L’inizio di stagione non è stato dei migliori, quattro sconfitte in altrettante amichevoli di livello non sono facili da digerire, i tifosi cominciano a spazientirsi. Non si è mai nascosto, ci ha sempre messo la faccia Igli Tare, lo fa anche stavolta ai microfoni del Corriere dello Sport.

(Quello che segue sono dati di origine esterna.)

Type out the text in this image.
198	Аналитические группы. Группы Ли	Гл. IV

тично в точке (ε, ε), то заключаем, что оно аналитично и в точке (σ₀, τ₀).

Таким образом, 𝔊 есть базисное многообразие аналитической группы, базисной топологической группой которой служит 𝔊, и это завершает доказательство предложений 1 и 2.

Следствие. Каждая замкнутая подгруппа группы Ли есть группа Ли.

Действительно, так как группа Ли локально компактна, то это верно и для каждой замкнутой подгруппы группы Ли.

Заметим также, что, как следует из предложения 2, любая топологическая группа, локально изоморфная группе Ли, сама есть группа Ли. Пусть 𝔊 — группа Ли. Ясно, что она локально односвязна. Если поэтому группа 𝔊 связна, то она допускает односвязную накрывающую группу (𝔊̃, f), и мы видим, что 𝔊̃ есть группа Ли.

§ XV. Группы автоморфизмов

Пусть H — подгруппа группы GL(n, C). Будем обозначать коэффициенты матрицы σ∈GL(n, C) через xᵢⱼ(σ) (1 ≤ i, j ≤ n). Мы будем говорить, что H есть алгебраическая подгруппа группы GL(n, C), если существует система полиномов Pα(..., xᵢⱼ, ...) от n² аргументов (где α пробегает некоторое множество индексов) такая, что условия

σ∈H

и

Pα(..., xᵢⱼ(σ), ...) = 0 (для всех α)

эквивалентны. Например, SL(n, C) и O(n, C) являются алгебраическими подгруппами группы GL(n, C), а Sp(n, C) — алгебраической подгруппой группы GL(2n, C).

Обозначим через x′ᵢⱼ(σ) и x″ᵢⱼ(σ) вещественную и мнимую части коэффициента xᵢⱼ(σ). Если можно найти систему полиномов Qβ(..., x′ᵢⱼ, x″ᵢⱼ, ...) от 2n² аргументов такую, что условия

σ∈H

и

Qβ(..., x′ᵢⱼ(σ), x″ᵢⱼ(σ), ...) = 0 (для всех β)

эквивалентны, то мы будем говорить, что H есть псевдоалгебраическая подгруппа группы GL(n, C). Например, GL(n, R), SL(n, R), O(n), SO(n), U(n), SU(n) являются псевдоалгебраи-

“Non possono bastare dei brutti risultati nel calcio di luglio per cancellare il lavoro di un anno. Allarme? Non la vedo così e neanche Pioli, intanto perchè si dimenticano troppe cose successe questa estate. Gruppo diviso a scaglioni, non è stato possibile partire per il ritiro tutti insieme e se penso che solo due sere fa a Mainz, con l’arrivo di Biglia, il mister ha potuto vedere tutti insieme i giocatori…”. Il prossimo impegno è la Supercoppa Italiana, da giocarsi contro la Juventus. Nonostante le difficoltà la Lazio ha già messo a fuoco l’obiettivo. “Certe difficltà erano state messe in preventivo. E’ calcio di luglio, dovevamo prepararci ad un mese di agosto tremendo con gli impegni in Supercoppa e Champions abbiamo anticipato certe partite. Pioli le voleva per accelerare il rodaggio e mettere minuti nelle gambe, non per centrare i risultati. Non tutti si sono allenati allo stesso modo e ci sono stati dei contrattempi. Comunque ha ragione Pioli, sono convinto che saremo allo stesso livello di gambe per giocarcela. Poi una partita può andare in tanti modi“. Il capitolo mercato è un argomento sempre caldo: tra nuovi arrivati e progetti per il futuro il ds Tare sembra avere le idee chiare. “Il progetto non è mai stato nascosto, noi siamo stati chiari. Sento parlare di rinforzi. Noi non abbiamo preso in giro nessuno dei nostri tifosi. Ho parlato di idee e abbiamo fatto dei sacrifici, a differenza di altri, senza vendere i nostri big. Ora i fenomeni dobbiamo costruirceli in casa. Il salto di qualità, se manterremo certi risultati stando in Champions, lo potremo fare tra due, tre o quattro anni”. Il giusto mix di giovani e giocatori d’esperienza. “Un centrocampista arriverà, spero molto presto. Abbiamo Marchetti, Berisha, de Virj, Basta, Radu, Klose, Djordjevic, Biglia, Candreva, Parolo, Lulic, Gentiletti; io ne conto dodici. Poi ci sono ragazzi e talenti su cui abbiamo investito. Hoedt, ad esempio, ha giocato un’ottima partita e ha commesso un errore sul primo gol del Mainz. Ha iniziato ora, ha vent’anni, diamogli tempo. A lui come agli altri. C’è piena fiducia in questa squadra, ci sono dei valori tecnici e morali. Fiducia nel lavoro di Pioli e dello staff. Non cambierà in dipendenza del risultato dei preliminari”.